Relatório da comissão aponta que as partes do conflito na Síria cometeram crimes contra a humanidade, como assassinatos e tortura.

Membros da Comissão Independente Internacional de Inquérito da ONU sobre a Síria: Paulo Sérgio Pinheiro (à esquerda), o presidente, e Karen Koning AbuZayd.

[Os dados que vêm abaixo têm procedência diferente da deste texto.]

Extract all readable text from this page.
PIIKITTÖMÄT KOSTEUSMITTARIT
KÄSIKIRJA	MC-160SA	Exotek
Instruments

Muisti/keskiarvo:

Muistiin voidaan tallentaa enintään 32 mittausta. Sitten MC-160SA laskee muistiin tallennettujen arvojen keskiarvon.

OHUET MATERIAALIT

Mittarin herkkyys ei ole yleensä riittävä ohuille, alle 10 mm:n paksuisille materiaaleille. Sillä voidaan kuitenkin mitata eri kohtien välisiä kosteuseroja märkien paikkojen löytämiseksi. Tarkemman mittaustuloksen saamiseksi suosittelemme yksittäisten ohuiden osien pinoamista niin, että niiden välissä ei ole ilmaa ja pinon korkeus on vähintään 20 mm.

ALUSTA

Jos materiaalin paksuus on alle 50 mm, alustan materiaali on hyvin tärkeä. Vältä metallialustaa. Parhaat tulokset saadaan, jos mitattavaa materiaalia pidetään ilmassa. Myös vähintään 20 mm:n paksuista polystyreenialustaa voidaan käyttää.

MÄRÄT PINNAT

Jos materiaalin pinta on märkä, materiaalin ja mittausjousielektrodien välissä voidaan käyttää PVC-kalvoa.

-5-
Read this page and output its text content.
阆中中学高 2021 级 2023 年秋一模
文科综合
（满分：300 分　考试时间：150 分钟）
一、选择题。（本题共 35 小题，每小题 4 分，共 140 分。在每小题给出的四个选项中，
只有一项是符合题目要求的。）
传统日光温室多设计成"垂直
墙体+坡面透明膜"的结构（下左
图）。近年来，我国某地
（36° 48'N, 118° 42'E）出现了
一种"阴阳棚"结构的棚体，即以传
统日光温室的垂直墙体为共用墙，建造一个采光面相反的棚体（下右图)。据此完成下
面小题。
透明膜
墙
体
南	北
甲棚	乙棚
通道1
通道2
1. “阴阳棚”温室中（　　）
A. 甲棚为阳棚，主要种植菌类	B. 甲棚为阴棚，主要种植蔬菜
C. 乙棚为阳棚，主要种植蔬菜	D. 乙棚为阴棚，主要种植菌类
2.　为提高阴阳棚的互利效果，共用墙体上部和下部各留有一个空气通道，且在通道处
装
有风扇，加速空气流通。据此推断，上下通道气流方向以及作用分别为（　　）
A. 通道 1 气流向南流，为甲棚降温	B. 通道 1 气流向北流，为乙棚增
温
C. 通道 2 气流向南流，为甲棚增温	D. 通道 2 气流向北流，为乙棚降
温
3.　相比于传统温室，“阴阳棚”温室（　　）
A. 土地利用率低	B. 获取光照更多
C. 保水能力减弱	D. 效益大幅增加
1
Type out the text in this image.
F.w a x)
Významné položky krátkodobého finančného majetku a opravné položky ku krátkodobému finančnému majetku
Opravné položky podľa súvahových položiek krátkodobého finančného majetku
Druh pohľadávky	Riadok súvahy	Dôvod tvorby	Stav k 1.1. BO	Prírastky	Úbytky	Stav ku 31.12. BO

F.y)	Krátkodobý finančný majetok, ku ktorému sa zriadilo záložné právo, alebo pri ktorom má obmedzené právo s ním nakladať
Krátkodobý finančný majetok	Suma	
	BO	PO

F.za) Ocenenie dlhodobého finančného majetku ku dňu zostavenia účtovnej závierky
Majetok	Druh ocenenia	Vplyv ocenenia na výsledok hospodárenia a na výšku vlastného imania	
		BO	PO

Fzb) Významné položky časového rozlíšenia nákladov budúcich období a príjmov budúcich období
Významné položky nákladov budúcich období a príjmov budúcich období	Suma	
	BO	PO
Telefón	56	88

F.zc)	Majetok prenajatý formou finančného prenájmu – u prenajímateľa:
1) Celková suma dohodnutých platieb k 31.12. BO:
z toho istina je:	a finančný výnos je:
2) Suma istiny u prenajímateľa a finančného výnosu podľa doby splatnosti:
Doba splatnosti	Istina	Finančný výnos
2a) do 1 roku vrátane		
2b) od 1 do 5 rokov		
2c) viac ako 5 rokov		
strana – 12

ONU Foto / Jean-Marc Ferré

“A situação dos direitos humanos na Síria continua a se deteriorar“, disse a Comissão Independente Internacional de Inquérito da ONU sobre a Síria em seu relatório divulgado nesta segunda-feira (18) em Genebra, na Suíça. (acesse aqui o documento, em inglês)

“Desde 15 de julho de 2012, houve uma intensificação no conflito armado entre as forças governamentais e grupos armados antigoverno. O conflito tornou-se cada vez mais sectário, com a conduta das partes se tornando significativamente mais radicalizada e militarizada”, disse a comissão.

Segundo o relatório, forças governamentais e milícias cometeram crimes contra a humanidade, como assassinatos, estupros e torturas e colocam em perigo a população civil.

Além disso, as partes do conflito violaram os direitos das crianças, pois foram registrados incidentes de meninas e meninos sendo mortos, torturados e estuprados pelas forças pró-governo, além da participação de crianças com menos de 15 anos nos grupos antigoverno, inclusive como combatentes.

“Através da coleta de informações de primeira mão e pela documentação de incidentes, a comissão irá lançar as bases para a responsabilização, seja a nível nacional, regional ou internacional. Em março de 2013, uma lista confidencial de indivíduos e unidades que acreditamos serem responsáveis por crimes será apresentada ao Alto Comissariado da ONU para os Direitos Humanos [ACNUDH]”, disse a comissão.

O grupo também destacou a necessidade urgente para as partes do conflito de se comprometer com um acordo político para acabar com o confronto.

A comissão de inquérito sobre a Síria foi estabelecida pelo Conselho de Direitos Humanos da ONU para investigar e registrar todas as violações da lei internacional dos direitos humanos na Síria, onde, possivelmente, até 70 mil pessoas — a maioria civis — foram mortas desde que a revolta contra o presidente Bashar al-Assad começou em março de 2011.

A comissão é formada pelo brasileiro Paulo Sergio Pinheiro, o presidente, além da norte-americana Karen AbuZayd, a suíça Carla Del Ponte e o tailandês Vitit Muntarbhorn.